Per chi di voi ha seguito il processo in questa pagina, sia attraverso il «riscaldamento globale» di Fortnite, ma cosa avete fatto, sia attraverso le cronache del processo Epic Games contro Apple, che, per maggiore comprensione, ho cercato di organizzare in «unità logiche» Quindi che argomenti simili siano stati raggruppati e non distribuiti su tre settimane di interrogatori, saprete che è stato, nel senso di «spettacolo», alquanto deludente.

Né Epic Games aveva artiglieria ponderata pronta a sparare contro Apple, né Apple aveva una difesa schiacciante che avrebbe seppellito ogni possibilità per Epic di guardare in faccia i suoi utenti senza imbarazzo.

Piuttosto, quello che è successo è che le stesse argomentazioni che erano già state fatte fuori dal tribunale sono state ripetute fino alla nausea, solo ripetute da altre persone e con l’aiuto extra di testimoni professionali forniti da entrambe le parti.

In effetti, se si può trarre una conclusione, è che al giudice viene chiesto di decidere molto più del caso Apple, perché tutte le distinzioni che fa verranno utilizzate d’ora in poi in qualsiasi altra causa sugli app store che può accadere.

Ciò che viene chiesto al giudice è determinare, in primo luogo, in quale campo si gioca questa partita.
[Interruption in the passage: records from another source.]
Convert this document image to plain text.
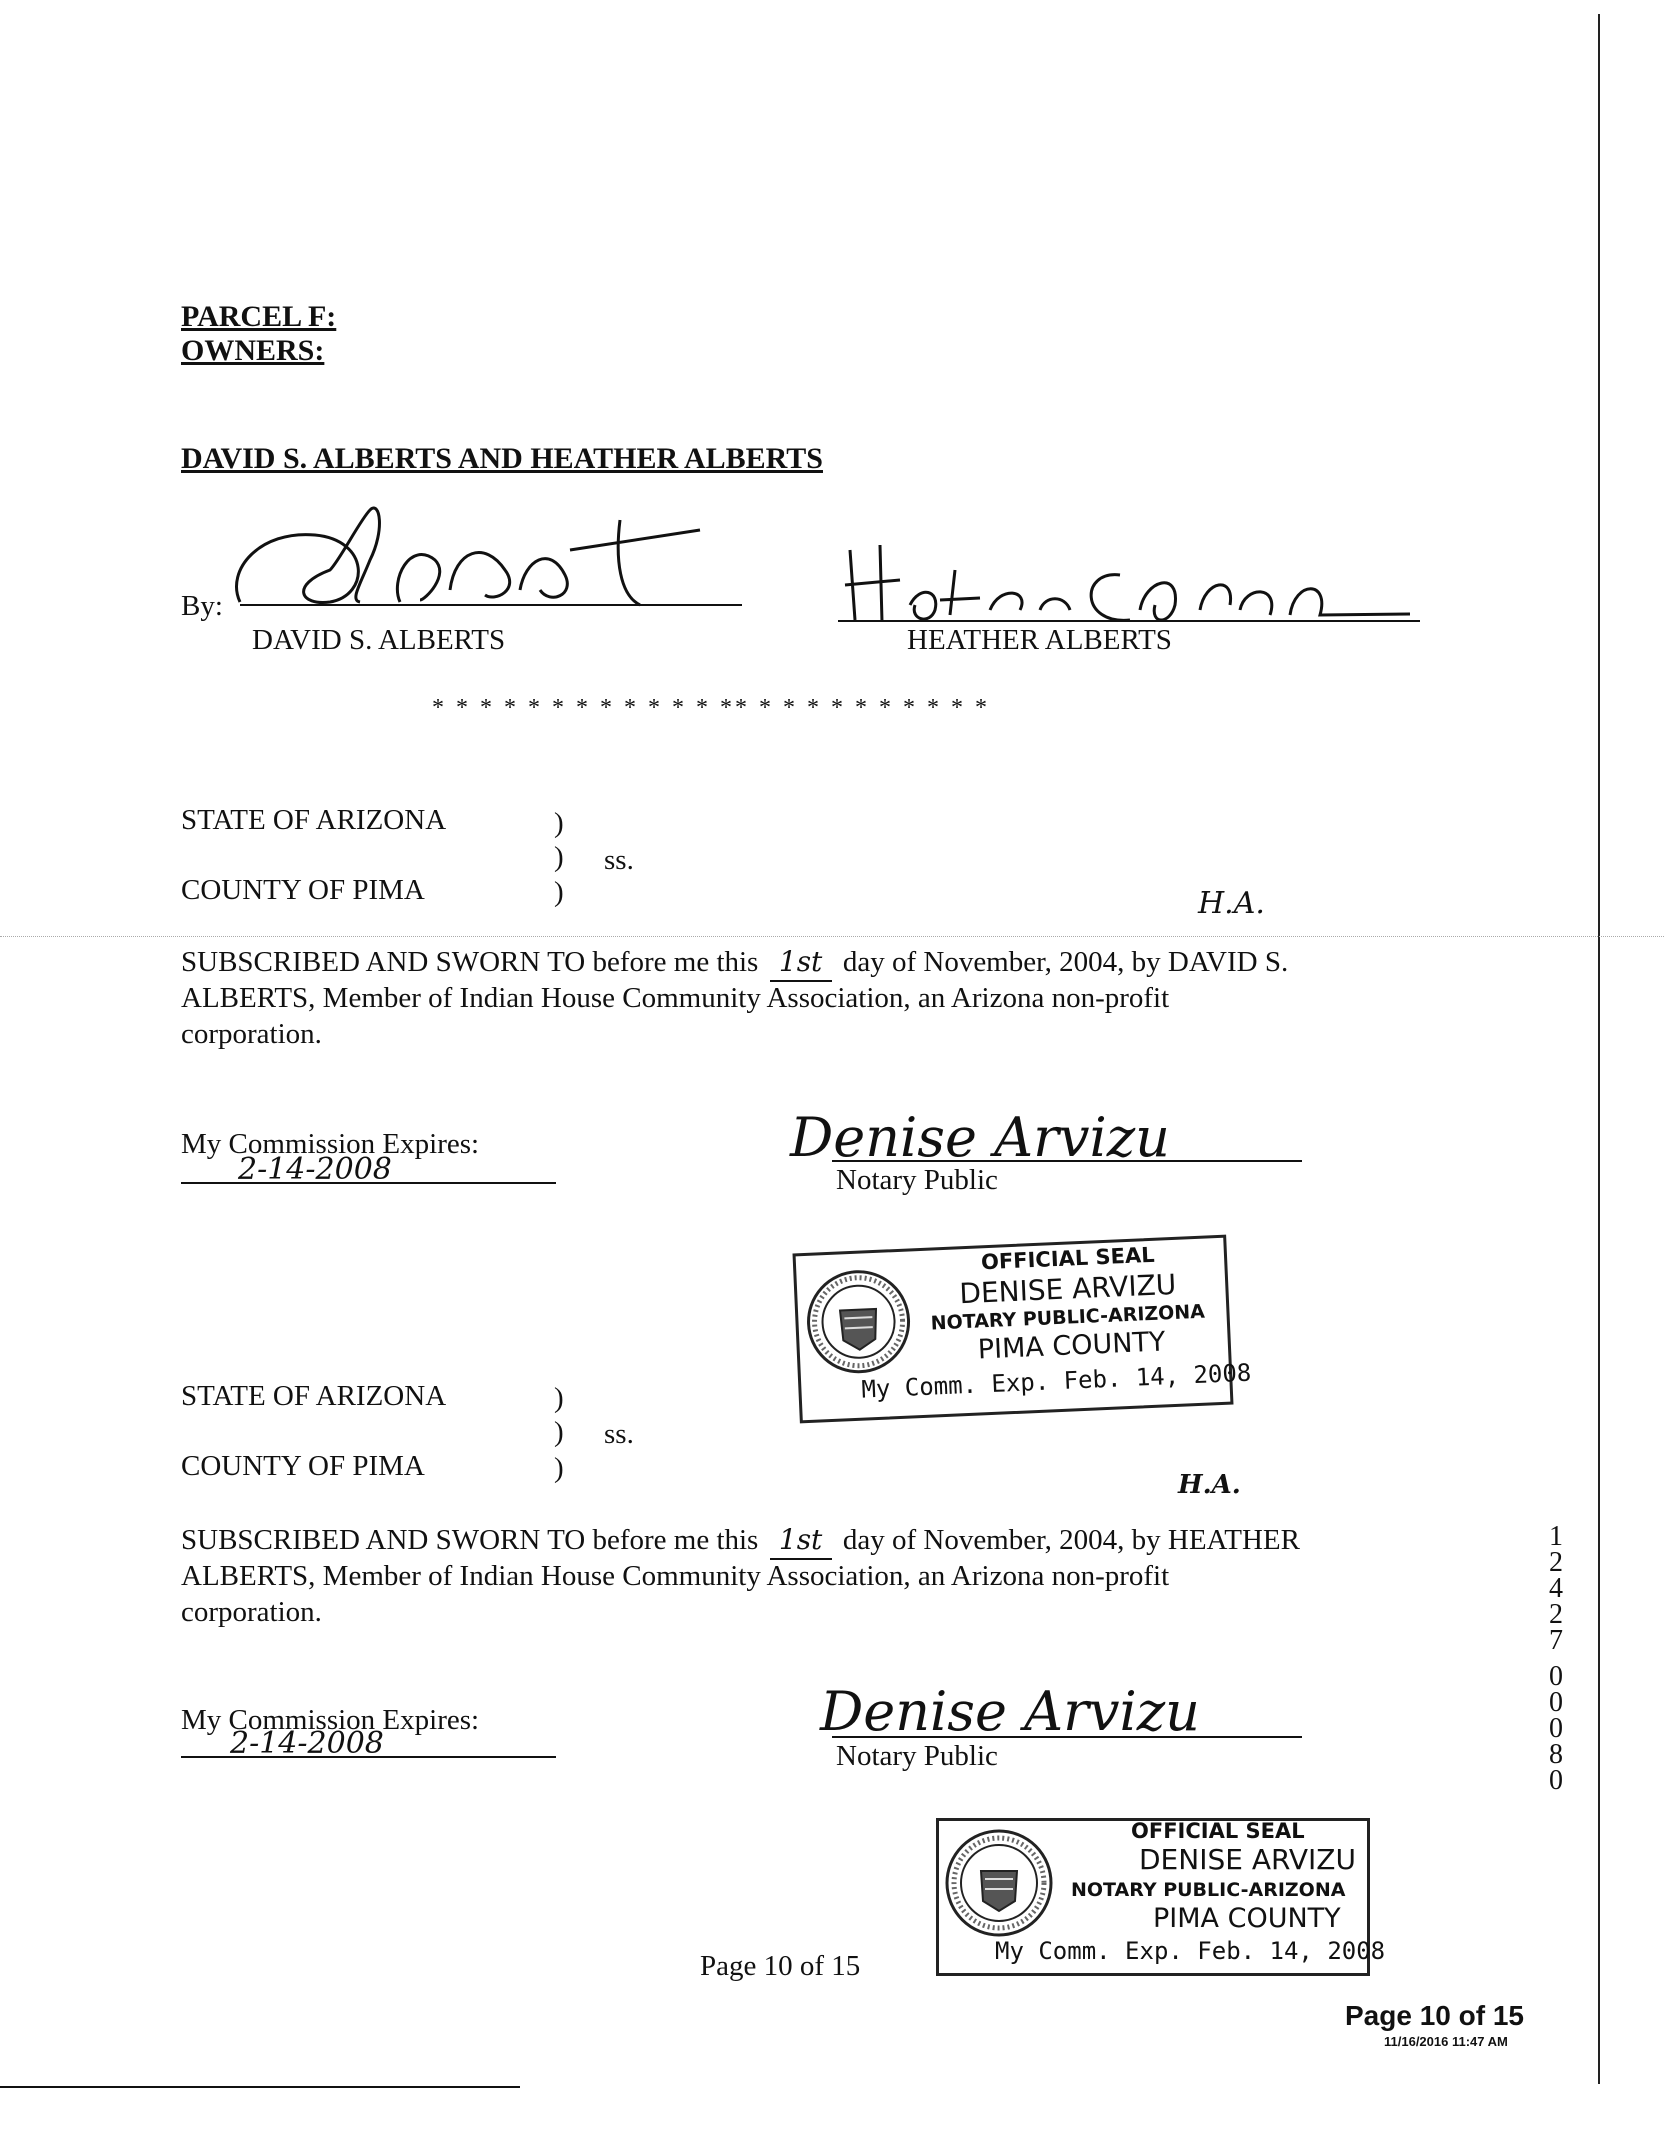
PARCEL F:
OWNERS:
DAVID S. ALBERTS AND HEATHER ALBERTS
By:
DAVID S. ALBERTS	HEATHER ALBERTS
* * * * * * * * * * * * ** * * * * * * * * * *
STATE OF ARIZONA	)
) ss.
)
COUNTY OF PIMA	H.A.
SUBSCRIBED AND SWORN TO before me this 1st day of November, 2004, by DAVID S.
ALBERTS, Member of Indian House Community Association, an Arizona non-profit
corporation.
My Commission Expires:
2-14-2008
Denise Arvizu
Notary Public
OFFICIAL SEAL
DENISE ARVIZU
NOTARY PUBLIC-ARIZONA
PIMA COUNTY
My Comm. Exp. Feb. 14, 2008
STATE OF ARIZONA	)
) ss.
)
COUNTY OF PIMA
H.A.
SUBSCRIBED AND SWORN TO before me this 1st day of November, 2004, by HEATHER
ALBERTS, Member of Indian House Community Association, an Arizona non-profit
corporation.
My Commission Expires:
2-14-2008
Denise Arvizu
Notary Public
OFFICIAL SEAL
DENISE ARVIZU
NOTARY PUBLIC-ARIZONA
PIMA COUNTY
My Comm. Exp. Feb. 14, 2008
Page 10 of 15
Page 10 of 15
11/16/2016 11:47 AM
1
2
4
2
7
0
0
0
8
0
Se è una finale della lega degli app store (dove Apple ha molta concorrenza), se è una battaglia tra piattaforme di gioco (dove lo stesso gioco può essere giocato su dispositivi diversi), o se si tratta effettivamente di stabilire se Apple ha il diritto di dettare regole esclusive (ed esclusive) su come e cosa opera nel suo negozio.

A seconda di dove il giudice mette il coltello, il risultato potrebbe favorire Apple o Epic Games.

Come abbiamo ripetuto più volte, anche nell’interessante chiacchierata che abbiamo avuto con l’avvocato Victor Salgado nel podcast, le argomentazioni di Epic Games hanno numerosi lati deboli, che fanno sembrare la loro strategia più una questione di «fuochi d’artificio» (come ha detto lui CEO in una mail a Microsoft) quello di condanna per l’ingiustizia di Apple.

Tutti gli argomenti di Epic – penso – avrebbero potuto essere sollevati in una causa senza infrangere le regole e sarebbero apparsi con più autorità morale rispetto a dare quell’argomento ad Apple che prima hanno rotto il mazzo e ora non vogliono sopportarne le conseguenze.

In realtà, non si tratta qui se Apple avrebbe potuto scegliere un altro sistema per consentire agli sviluppatori di pagare le tasse per l’utilizzo dell’App Store, in quegli anni in cui Steve Jobs presentava lo store senza sapere se esistesse o meno un mercato.

Ciò che Epic vuole è che Apple cambi le sue regole per soddisfare le sue esigenze.

Abbiamo anche detto molte volte che l’argomento secondo cui Apple fa molti soldi e quindi dovrebbe abbassare le sue commissioni è falso. Nessuno dice niente alle banche, alle compagnie petrolifere o alla Coca Cola, per molti milioni di dollari che entrano nelle loro imprese.

Guadagnare tanti soldi non è di per sé penalizzato, a meno che non lo si faccia a costo di limitare la libertà di chi vende nel proprio negozio. Ma Apple non richiede esclusività o trattamento preferenziale, né interviene per rendere i giochi più difficili da giocare su altre piattaforme. La strategia di Apple non ha nulla a che fare con Amazon e il suo abbonamento Prime.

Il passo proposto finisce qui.